Fuori Tg - Fuori pagina

di Maria Rosaria De Medici

  • Qualcosa sta accadendo. Mentre ci lamentiamo delle emissioni eccessive di Co2, mentre facciamo la coda il venerdì sui raccordi autostradali e sulle tangenziali, c’è qualcuno, da qualche parte, che si organizza per consumare meno benzina, e inquinare meno.

    Succede a Parigi ai mercati generali, ma succede anche all’agroalimentare di Bologna, un centro che si autosostiene, con le fonti rinnovabili. Ci sono i problemi che conosciamo, in Italia. I piani energetici e gli incentivi sono instabili, e bisogna cogliere l’attimo, e saperlo fare. A Bologna, ad esempio, hanno dovuto comprare i pannelli dalla Germania, perché non hanno trovato un’alternativa conveniente ed efficiente nell’industria nazionale, vista l’incostanza delle politiche di incentivi alla produzione.
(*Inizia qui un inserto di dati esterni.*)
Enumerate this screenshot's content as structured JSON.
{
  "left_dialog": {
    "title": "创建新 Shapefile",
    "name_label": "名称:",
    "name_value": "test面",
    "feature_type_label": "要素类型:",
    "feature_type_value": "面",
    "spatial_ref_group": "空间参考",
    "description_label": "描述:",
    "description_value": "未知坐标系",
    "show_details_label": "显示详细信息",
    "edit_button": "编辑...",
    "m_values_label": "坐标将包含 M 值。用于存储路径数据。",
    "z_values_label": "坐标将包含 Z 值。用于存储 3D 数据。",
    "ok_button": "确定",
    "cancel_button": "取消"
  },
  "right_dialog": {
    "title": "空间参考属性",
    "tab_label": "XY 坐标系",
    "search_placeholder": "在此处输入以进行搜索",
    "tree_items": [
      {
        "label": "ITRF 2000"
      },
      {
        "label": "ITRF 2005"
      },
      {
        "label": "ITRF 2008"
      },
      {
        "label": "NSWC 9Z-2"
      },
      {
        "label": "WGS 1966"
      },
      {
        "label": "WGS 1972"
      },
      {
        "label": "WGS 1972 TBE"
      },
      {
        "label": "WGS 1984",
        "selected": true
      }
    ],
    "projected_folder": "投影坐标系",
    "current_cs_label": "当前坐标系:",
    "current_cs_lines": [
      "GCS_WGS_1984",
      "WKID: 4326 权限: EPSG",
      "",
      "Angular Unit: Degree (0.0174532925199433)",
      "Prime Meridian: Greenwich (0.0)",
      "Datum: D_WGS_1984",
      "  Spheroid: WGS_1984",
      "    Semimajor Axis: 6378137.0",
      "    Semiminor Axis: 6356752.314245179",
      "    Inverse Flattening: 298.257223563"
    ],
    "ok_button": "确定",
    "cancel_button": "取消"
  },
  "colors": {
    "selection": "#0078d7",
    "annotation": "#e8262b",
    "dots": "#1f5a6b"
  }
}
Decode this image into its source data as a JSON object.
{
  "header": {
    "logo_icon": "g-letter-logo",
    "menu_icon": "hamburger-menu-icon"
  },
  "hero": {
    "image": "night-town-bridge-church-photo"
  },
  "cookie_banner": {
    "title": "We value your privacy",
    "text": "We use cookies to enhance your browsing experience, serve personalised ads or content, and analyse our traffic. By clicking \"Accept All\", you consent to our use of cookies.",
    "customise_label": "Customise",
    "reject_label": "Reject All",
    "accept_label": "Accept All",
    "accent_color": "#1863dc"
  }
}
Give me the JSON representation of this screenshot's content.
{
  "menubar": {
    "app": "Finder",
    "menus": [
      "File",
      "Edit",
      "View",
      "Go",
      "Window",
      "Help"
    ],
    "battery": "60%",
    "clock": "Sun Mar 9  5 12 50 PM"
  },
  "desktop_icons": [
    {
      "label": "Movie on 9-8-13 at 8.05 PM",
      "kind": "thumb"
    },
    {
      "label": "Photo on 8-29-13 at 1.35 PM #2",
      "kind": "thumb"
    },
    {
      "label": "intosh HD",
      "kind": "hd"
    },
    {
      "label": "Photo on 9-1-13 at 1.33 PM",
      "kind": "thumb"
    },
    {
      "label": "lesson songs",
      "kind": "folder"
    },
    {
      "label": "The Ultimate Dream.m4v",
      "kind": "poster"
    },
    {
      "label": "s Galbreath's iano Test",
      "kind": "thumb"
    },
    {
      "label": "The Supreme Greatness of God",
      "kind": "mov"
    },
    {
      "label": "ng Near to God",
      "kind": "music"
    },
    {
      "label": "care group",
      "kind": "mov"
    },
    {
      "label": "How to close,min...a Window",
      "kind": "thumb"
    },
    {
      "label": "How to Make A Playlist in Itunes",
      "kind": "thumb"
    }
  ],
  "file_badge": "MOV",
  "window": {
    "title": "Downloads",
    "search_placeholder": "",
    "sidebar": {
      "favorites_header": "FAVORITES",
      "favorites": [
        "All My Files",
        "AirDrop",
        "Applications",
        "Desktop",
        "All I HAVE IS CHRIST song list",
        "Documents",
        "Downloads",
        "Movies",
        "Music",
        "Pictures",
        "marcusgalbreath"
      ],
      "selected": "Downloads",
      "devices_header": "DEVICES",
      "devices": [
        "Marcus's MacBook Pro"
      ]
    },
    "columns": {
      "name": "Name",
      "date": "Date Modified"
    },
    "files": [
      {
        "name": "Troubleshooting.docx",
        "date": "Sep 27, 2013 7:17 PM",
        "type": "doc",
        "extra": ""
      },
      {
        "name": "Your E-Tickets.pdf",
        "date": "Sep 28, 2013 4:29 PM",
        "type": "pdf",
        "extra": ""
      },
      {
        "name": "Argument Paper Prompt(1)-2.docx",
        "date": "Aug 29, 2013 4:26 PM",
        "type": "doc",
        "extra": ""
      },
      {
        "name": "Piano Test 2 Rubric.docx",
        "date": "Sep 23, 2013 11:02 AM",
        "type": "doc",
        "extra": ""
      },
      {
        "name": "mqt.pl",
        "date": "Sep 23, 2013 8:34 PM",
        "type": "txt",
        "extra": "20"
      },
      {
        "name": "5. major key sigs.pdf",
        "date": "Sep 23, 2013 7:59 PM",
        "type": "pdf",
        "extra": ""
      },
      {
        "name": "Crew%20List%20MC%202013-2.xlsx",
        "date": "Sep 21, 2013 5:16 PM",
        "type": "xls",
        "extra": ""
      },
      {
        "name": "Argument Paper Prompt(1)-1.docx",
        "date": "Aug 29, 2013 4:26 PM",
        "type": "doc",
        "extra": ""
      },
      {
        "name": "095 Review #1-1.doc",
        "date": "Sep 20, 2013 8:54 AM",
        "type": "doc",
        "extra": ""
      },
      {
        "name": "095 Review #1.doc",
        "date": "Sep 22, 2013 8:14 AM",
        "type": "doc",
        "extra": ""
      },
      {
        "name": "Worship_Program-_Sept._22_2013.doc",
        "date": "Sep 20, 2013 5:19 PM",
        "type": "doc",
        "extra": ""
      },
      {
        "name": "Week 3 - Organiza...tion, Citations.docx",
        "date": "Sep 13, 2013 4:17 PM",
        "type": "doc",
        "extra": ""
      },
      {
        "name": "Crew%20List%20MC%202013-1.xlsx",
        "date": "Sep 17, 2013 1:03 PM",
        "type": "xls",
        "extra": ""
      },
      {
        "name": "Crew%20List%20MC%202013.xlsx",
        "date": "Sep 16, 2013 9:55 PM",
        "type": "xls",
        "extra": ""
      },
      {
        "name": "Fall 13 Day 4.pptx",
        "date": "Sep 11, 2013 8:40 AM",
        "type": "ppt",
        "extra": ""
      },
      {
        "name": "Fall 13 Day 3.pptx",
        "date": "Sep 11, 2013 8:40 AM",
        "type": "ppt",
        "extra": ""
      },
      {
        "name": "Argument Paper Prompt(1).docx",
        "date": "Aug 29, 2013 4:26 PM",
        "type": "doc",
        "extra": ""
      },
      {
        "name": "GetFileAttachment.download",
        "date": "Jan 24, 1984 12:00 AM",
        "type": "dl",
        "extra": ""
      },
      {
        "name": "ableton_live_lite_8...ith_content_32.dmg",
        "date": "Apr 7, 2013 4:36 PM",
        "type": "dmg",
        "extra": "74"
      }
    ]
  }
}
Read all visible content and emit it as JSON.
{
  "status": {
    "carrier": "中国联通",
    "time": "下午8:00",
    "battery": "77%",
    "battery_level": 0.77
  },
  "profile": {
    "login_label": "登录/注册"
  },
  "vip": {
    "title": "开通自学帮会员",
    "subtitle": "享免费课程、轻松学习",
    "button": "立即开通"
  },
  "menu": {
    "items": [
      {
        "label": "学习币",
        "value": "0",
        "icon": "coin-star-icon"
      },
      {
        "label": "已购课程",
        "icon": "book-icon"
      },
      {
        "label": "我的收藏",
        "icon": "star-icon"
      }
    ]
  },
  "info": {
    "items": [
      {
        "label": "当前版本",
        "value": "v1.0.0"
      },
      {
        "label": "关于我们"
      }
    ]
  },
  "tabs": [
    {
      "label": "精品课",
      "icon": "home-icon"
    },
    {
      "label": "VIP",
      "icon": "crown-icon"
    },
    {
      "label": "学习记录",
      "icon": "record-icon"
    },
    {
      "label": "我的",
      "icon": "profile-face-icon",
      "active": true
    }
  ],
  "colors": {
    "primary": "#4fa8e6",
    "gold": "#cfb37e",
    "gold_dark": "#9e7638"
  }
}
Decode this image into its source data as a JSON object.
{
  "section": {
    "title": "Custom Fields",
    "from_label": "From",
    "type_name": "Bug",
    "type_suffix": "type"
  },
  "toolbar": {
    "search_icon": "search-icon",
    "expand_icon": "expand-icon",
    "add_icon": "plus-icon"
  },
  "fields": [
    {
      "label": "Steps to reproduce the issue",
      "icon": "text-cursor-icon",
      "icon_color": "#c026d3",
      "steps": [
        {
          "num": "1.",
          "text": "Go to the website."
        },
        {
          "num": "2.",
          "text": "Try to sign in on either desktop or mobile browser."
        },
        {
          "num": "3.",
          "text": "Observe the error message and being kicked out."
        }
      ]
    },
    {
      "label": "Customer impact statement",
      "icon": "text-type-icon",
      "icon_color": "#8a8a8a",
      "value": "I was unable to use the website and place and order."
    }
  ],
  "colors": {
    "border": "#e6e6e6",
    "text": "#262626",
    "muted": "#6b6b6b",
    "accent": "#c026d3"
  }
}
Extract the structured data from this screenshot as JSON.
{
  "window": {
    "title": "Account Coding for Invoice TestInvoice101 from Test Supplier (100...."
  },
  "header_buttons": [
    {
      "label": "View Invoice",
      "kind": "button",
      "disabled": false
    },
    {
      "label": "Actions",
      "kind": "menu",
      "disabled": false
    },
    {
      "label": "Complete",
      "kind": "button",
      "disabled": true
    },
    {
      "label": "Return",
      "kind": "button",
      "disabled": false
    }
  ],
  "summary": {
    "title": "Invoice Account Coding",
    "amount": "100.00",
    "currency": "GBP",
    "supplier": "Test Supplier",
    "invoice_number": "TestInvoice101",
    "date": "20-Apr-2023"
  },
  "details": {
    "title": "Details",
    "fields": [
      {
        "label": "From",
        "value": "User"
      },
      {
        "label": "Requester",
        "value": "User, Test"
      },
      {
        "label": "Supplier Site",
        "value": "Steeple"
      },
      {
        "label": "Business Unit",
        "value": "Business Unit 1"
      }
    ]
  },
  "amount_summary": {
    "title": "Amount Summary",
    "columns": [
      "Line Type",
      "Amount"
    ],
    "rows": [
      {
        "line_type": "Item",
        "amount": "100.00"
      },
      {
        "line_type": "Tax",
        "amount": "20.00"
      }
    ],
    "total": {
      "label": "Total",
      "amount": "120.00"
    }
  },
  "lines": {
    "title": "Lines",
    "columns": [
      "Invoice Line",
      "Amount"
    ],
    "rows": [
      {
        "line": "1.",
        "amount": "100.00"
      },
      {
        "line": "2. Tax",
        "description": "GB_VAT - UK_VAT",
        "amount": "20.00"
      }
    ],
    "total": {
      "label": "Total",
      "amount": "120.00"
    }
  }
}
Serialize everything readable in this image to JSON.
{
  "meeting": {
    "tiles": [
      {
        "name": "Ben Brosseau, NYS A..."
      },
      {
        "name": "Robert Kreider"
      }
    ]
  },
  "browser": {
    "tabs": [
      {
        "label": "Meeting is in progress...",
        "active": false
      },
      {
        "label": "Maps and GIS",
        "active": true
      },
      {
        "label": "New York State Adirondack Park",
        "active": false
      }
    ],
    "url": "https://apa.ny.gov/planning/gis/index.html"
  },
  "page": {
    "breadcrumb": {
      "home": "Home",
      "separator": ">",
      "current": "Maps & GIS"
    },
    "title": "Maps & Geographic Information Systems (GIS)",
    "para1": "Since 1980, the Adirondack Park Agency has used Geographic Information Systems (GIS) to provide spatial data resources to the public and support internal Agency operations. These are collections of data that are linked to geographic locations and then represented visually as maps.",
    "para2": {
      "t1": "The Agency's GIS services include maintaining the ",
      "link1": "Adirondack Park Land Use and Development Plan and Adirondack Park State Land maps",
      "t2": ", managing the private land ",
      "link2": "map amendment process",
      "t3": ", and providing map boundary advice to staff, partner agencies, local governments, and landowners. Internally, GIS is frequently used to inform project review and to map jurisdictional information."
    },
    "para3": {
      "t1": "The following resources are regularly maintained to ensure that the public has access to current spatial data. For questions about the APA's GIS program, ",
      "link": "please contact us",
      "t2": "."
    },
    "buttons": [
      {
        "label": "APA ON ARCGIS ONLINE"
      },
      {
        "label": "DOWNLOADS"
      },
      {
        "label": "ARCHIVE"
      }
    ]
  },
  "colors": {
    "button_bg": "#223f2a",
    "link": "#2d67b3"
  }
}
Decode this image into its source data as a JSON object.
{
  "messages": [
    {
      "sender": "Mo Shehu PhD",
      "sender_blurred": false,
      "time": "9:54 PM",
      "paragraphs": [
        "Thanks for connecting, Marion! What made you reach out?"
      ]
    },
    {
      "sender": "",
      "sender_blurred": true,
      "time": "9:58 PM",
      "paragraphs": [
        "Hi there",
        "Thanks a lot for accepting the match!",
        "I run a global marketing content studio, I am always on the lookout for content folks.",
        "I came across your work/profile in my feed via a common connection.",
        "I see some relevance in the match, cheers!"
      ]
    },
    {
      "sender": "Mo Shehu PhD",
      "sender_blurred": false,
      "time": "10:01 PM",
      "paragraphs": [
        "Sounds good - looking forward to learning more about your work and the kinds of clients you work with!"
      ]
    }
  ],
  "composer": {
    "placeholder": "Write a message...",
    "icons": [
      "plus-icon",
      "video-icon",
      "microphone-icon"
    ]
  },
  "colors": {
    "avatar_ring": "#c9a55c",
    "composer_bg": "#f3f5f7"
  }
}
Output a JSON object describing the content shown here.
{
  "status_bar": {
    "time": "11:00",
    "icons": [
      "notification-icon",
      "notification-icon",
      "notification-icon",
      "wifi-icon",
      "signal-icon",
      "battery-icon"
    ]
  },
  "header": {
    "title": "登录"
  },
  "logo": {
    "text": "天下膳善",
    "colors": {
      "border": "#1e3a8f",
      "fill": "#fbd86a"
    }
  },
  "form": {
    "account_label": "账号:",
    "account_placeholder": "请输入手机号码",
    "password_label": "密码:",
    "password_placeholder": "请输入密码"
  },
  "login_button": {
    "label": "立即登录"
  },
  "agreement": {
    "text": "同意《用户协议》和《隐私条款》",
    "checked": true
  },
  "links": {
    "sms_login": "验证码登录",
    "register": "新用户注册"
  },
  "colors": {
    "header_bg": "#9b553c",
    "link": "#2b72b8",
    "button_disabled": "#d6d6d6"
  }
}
    Non stiamo quindi tutti a lamentarci:  alcuni cercano, e trovano, le soluzioni. L’idea è di fare rete, quella lanciata dalle teorie di Jeremy Rifkin, e superata dalla pratica del centro agroalimentare emiliano. Mettersi a produrre tutti un po’ di energia, e scambiarla, trasferirla, passarsela insomma, perché alla fine conviene a tutti.

    C’è la community solare di Casalecchio di Reno, che non solo produce elettricità pulita, ma anche riesce a pagarla di meno, cosa che di questi tempi diventa più importante che mai. Lo fanno coi contributi per il fotovoltaico, che si traducono in altri finanziamenti da reinvestire nell’acquisto di un’auto nuova, meno inquinante di quella vecchia, o nella riqualificazione energetica del proprio appartamento… e non solo, la quota che pagano per entrare nella società, rientra nelle  tasche dei cittadini nel giro di qualche anno. E da lì, restando uniti nella rete energetica locale, cominciano a guadagnare.

    Un bell’insegnamento, anche per la vita.